Trigger Warning(s): Rape


Review (with Spoilers)

Noted Actor(s)

Leah (Morgan Saylor) | Blue (Brian ‘Sene’ Marc) | Katie (India Menuez)

Storyline

What happens when a Midwestern girl, Leah, fresh to NY for her sophomore year of college, meets a local dealer with grand ambitions named Blue? Well, you get an HBO styled movie featuring sex, drugs, and ultimately violence. The type which leaves the white girl, who initiated everything, looking like the victim. Meanwhile, we watch her brown special friend deal with the aftermath of playing with someone who didn’t take the lifestyle and industry he is in seriously.

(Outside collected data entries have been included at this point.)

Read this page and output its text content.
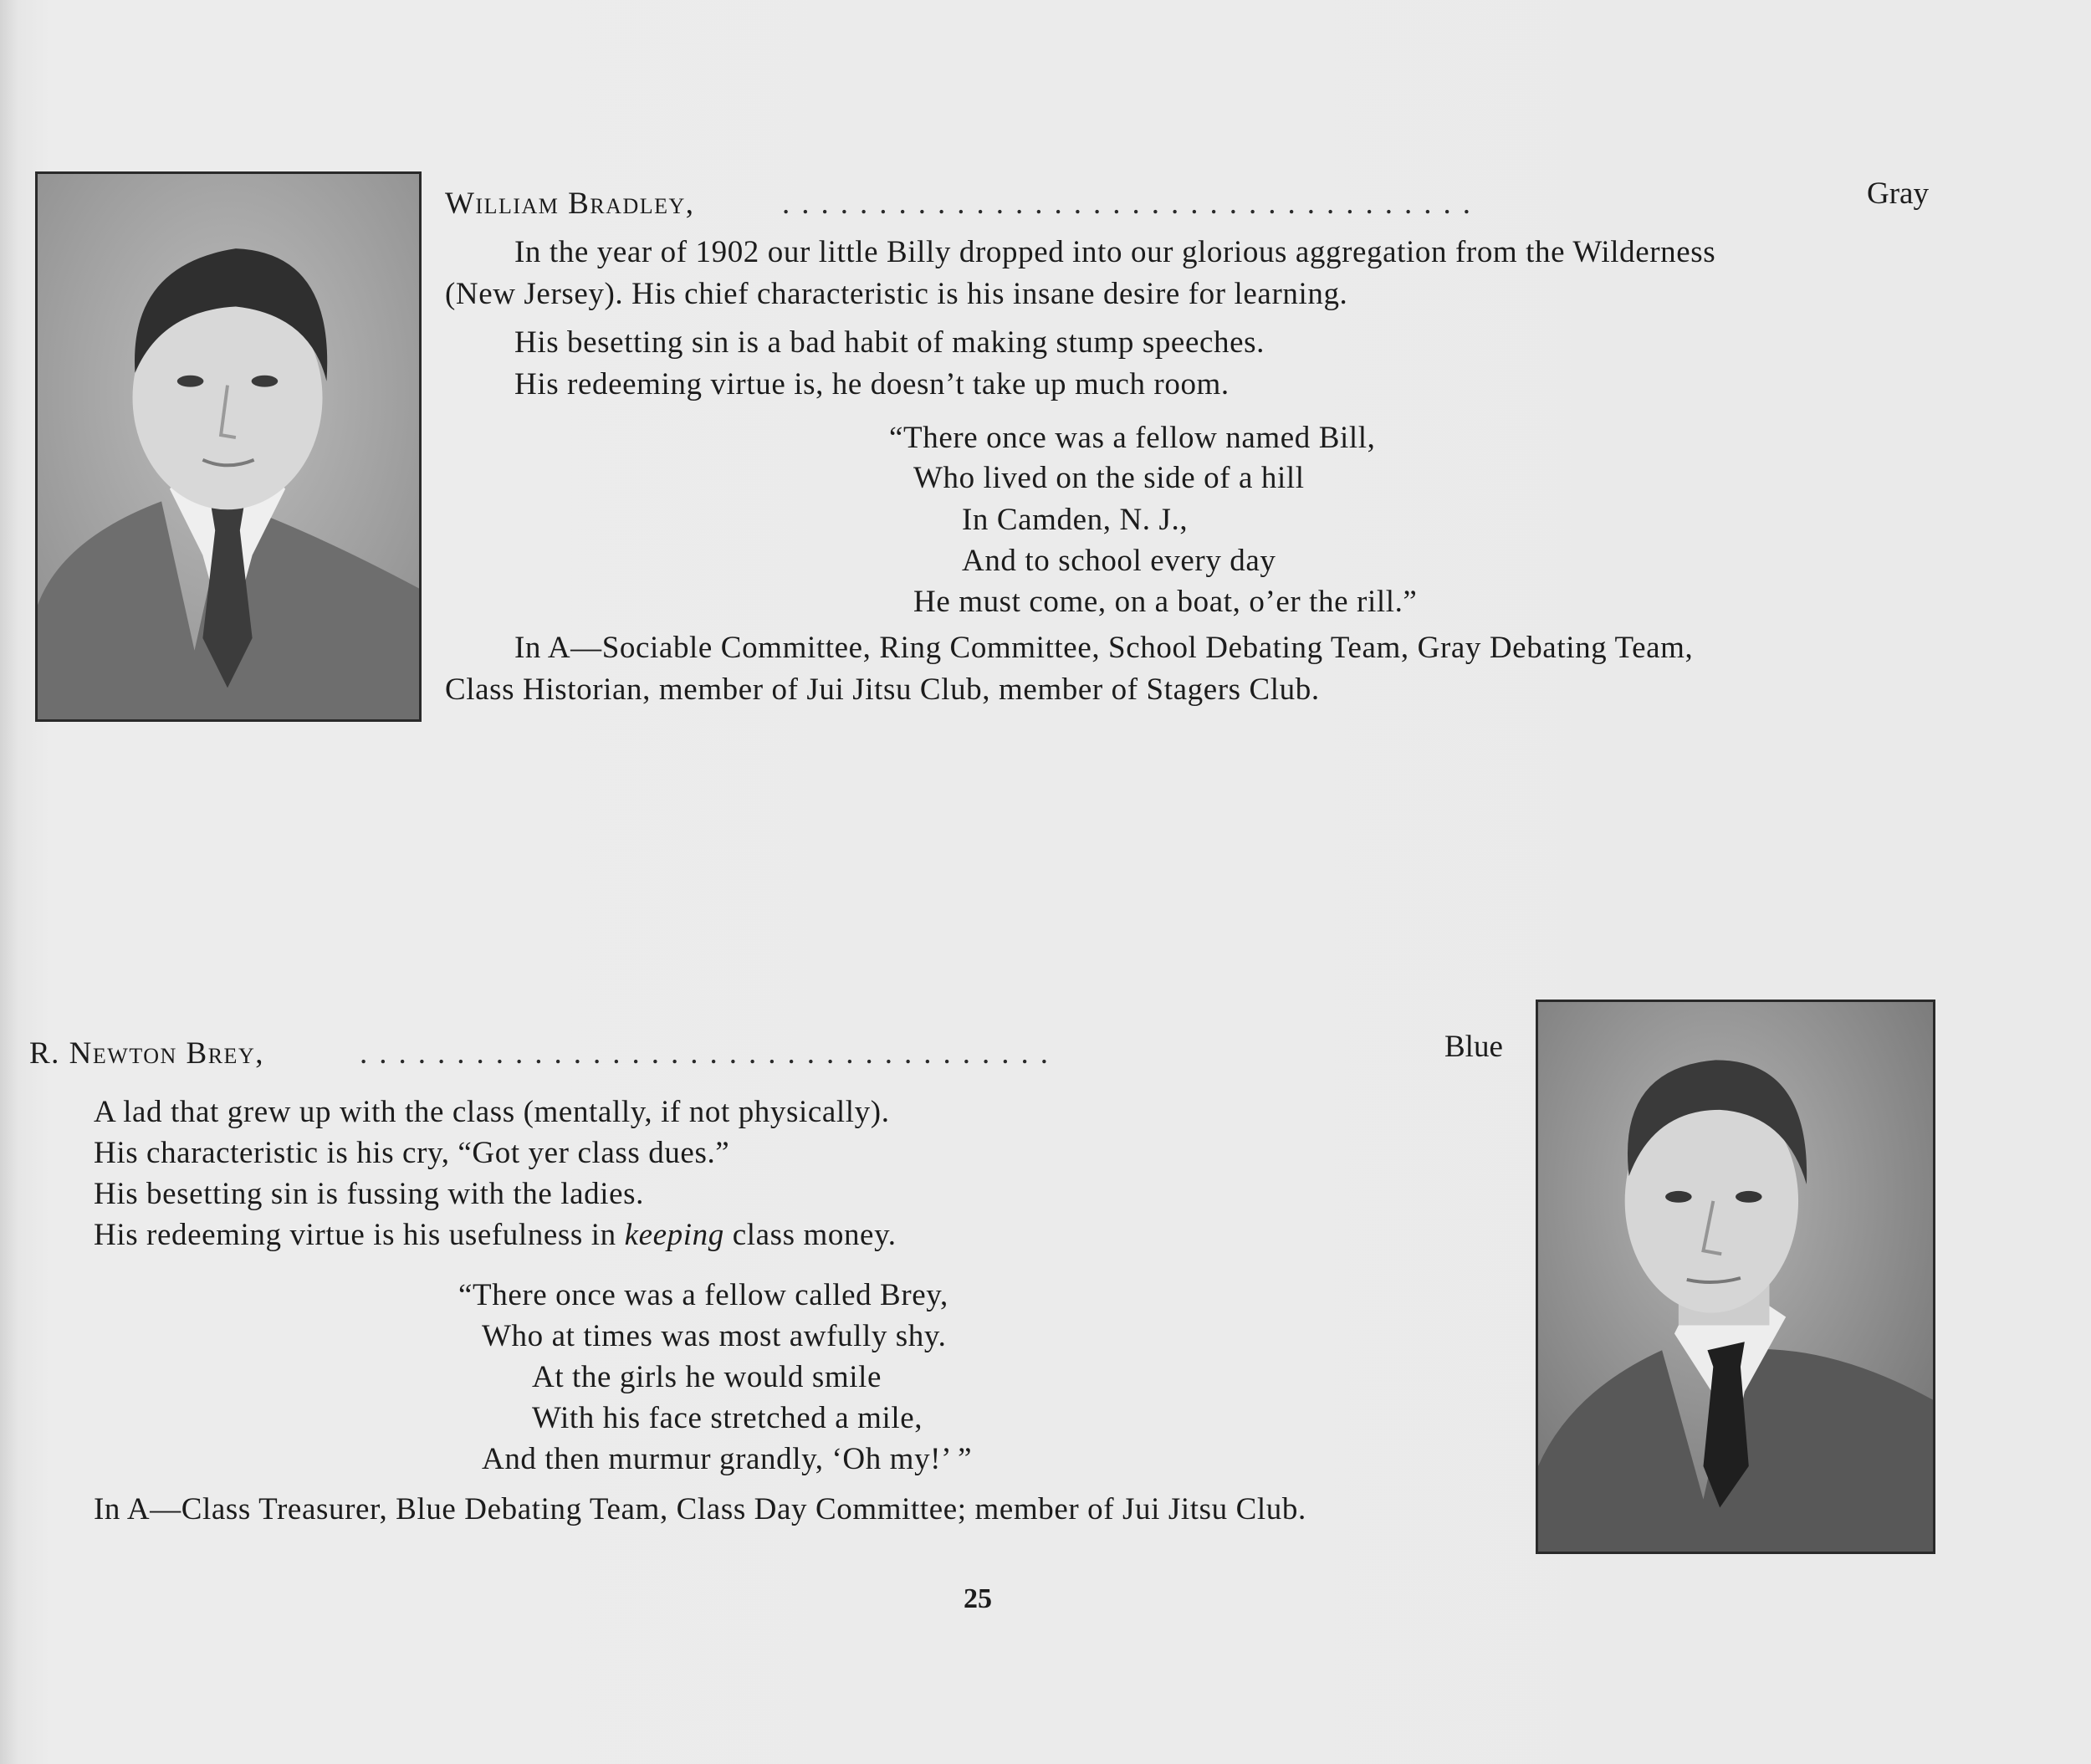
William Bradley,	....................................	Gray
In the year of 1902 our little Billy dropped into our glorious aggregation from the Wilderness
(New Jersey). His chief characteristic is his insane desire for learning.
His besetting sin is a bad habit of making stump speeches.
His redeeming virtue is, he doesn’t take up much room.
“There once was a fellow named Bill,
Who lived on the side of a hill
In Camden, N. J.,
And to school every day
He must come, on a boat, o’er the rill.”
In A—Sociable Committee, Ring Committee, School Debating Team, Gray Debating Team,
Class Historian, member of Jui Jitsu Club, member of Stagers Club.
R. Newton Brey,	....................................	Blue
A lad that grew up with the class (mentally, if not physically).
His characteristic is his cry, “Got yer class dues.”
His besetting sin is fussing with the ladies.
His redeeming virtue is his usefulness in keeping class money.
“There once was a fellow called Brey,
Who at times was most awfully shy.
At the girls he would smile
With his face stretched a mile,
And then murmur grandly, ‘Oh my!’ ”
In A—Class Treasurer, Blue Debating Team, Class Day Committee; member of Jui Jitsu Club.
25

Things To Note | Questions Left Unanswered

How in the world did she, Leah, have that much sex, with various partners, without a condom, and didn’t get anything from a STD to a pregnancy scare?

Highlights

It Started Good

I don’t know how to fully express it, but things started off good. Leah was this girl from the Midwest who perhaps didn’t understand the social etiquette of her new Ridgewood neighborhood, if not New York in general. So, with that, she wasn’t afraid to experiment with certain people and things. Hence why she walked right up to dealers across the street and allowed one of them, Blue, to come into her life. But while, at first, there was this intrigue of when it seemed she was in control, she had the upper hand, once her game became her dealing with someone’s actual life that she potentially ruined, so was lost what made this movie seem good.

On The Fence

HBO Styled Depth & Drama

When it comes to branding, HBO (who doesn’t have an association with this movie) I think consistently allows their creators to use sex and drugs to mask underdeveloped characters and weak stories. Essentially, things become more about shock value through passionate sex and jaw-dropping violence to keep you hooked. That is essentially what you get with White Girl.

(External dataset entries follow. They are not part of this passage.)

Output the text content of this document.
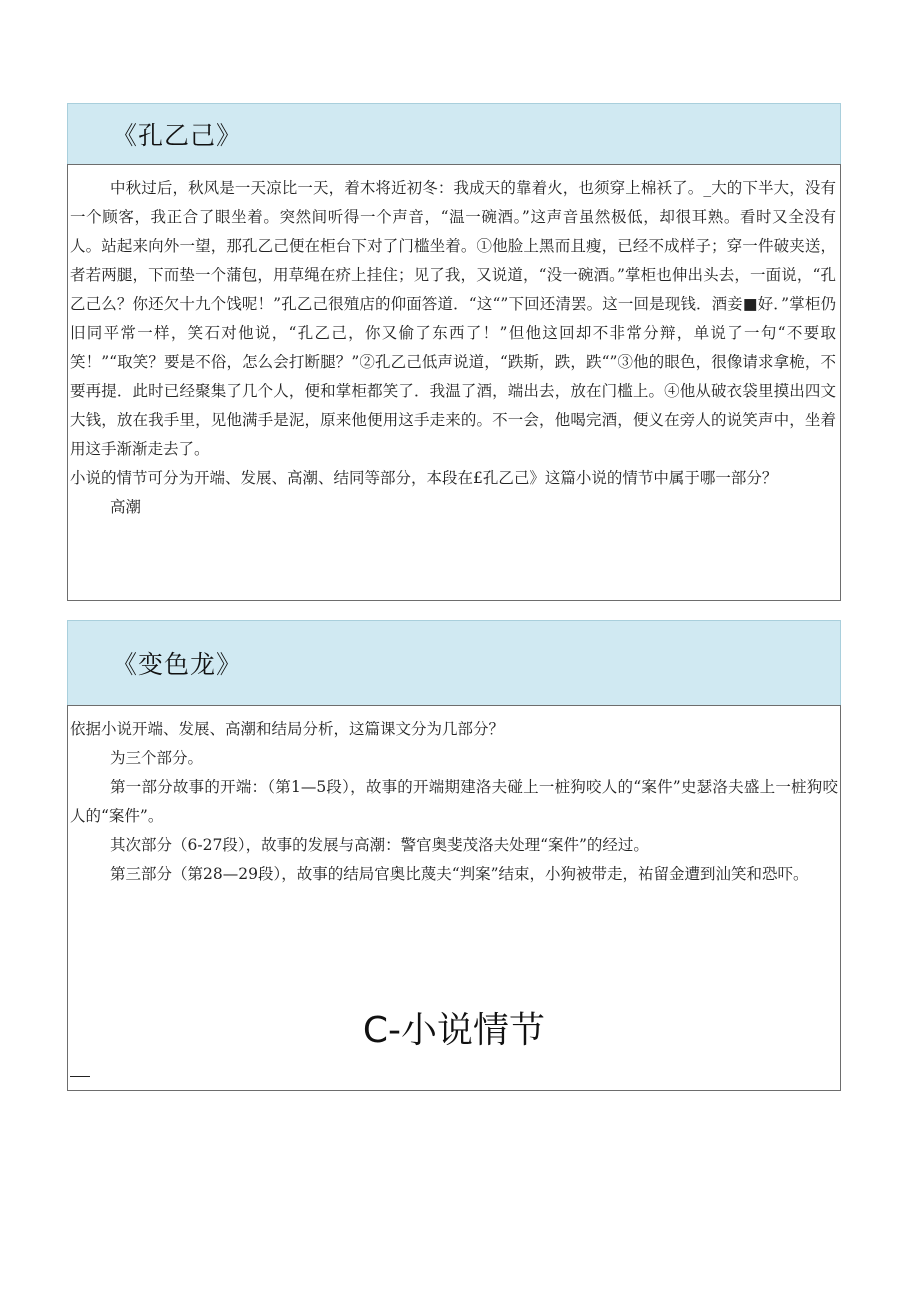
《孔乙己》

中秋过后，秋风是一天凉比一天，着木将近初冬：我成天的靠着火，也须穿上棉袄了。_大的下半大，没有一个顾客，我正合了眼坐着。突然间听得一个声音，“温一碗酒。”这声音虽然极低，却很耳熟。看时又全没有人。站起来向外一望，那孔乙己便在柜台下对了门槛坐着。①他脸上黑而且瘦，已经不成样子；穿一件破夹送，者若两腿，下而垫一个蒲包，用草绳在疥上挂住；见了我，又说道，“没一碗酒。”掌柜也伸出头去，一面说，“孔乙己么？你还欠十九个饯呢！”孔乙己很殖店的仰面答道．“这“”下回还清罢。这一回是现钱．酒妾■好．”掌柜仍旧同平常一样，笑石对他说，“孔乙己，你又偷了东西了！”但他这回却不非常分辩，单说了一句“不要取笑！”“取笑？要是不俗，怎么会打断腿？”②孔乙己低声说道，“跌斯，跌，跌“”③他的眼色，很像请求拿桅，不要再提．此时已经聚集了几个人，便和掌柜都笑了．我温了酒，端出去，放在门槛上。④他从破衣袋里摸出四文大钱，放在我手里，见他满手是泥，原来他便用这手走来的。不一会，他喝完酒，便义在旁人的说笑声中，坐着用这手渐渐走去了。

小说的情节可分为开端、发展、高潮、结同等部分，本段在£孔乙己》这篇小说的情节中属于哪一部分？

高潮

《变色龙》

依据小说开端、发展、高潮和结局分析，这篇课文分为几部分？

为三个部分。

第一部分故事的开端：（第1—5段），故事的开端期建洛夫碰上一桩狗咬人的“案件”史瑟洛夫盛上一桩狗咬人的“案件”。

其次部分（6-27段），故事的发展与高潮：警官奥斐茂洛夫处理“案件”的经过。

第三部分（第28—29段），故事的结局官奥比蔑夫“判案”结束，小狗被带走，祐留金遭到汕笑和恐吓。

C-小说情节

Leah’s quest to be free after living in Oklahoma City leads you not so much on a journey of self-discovery, or even growth, but one sensationalist act after another. Be it watching her, and various other people, do lines of drugs, one after another. Loads of sex. Some with friends, romantic partners, and of course rape for when a movie starts to get really dull and you think your audience is getting complacent, you have to throw in someone breaking the lead’s trust. Thus throwing the viewer into disarray as they try to figure why said character crossed that line.

Yet, none of that is ever explained. In fact, all we know, in total, is Leah is a writing and media arts major. We don’t know why she decided to become one, what she wants to do with her life, or even why she acts as rash as she does. In a way, with the name drop of a Midwestern city, it is like you are to naturally assume she is a small town girl coming to the big apple and letting her freak flag fly. Which, to me, was kind of lazy in terms of storytelling.

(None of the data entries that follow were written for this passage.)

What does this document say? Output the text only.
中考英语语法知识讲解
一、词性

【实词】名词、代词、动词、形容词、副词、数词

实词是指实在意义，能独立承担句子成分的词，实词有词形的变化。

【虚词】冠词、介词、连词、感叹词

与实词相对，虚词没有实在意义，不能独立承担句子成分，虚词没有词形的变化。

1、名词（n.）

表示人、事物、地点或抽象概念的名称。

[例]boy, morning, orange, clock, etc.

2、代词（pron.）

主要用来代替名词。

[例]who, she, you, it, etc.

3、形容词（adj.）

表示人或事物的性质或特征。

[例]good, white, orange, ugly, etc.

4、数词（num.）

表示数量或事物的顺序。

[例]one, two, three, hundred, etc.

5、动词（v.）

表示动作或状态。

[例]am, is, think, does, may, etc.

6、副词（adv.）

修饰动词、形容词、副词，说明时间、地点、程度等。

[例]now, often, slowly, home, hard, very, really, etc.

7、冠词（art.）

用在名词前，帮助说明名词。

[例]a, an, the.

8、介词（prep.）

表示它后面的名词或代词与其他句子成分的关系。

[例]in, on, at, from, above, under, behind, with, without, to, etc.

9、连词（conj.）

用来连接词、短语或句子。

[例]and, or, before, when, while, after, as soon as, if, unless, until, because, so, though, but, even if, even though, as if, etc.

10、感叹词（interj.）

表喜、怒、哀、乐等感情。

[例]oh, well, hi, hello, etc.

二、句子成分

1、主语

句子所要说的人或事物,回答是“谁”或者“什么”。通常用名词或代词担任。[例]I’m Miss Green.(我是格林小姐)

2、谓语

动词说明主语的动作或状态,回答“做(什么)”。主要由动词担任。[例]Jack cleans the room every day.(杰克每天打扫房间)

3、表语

For while it is slightly hinted by Katie that maybe Leah was like this before they came to New York to be roommates for school, it isn’t made official. So, among watching Leah spend time with Blue, try to help Blue out of a situation she set in motion, and then see her struggle to do so, it is like we barely get to know this person before us. She is just a girl, one easily replaceable, going through a lot of messed up stuff.

Overall: Mixed (Home Viewing)

This is the type of film in which you have to clap it up for the marketing department. They made something so simple, which pretty much is like a softcore porn with a bit more focus on story, seem like it could really be something more. They get props for that. However, to whoever reads this, know this film isn’t worth getting excited about. Not one of the actors really shine and while it perhaps had potential at first, that light got blown out as soon as Saylor was forced to bear the weight of the movie on her shoulders.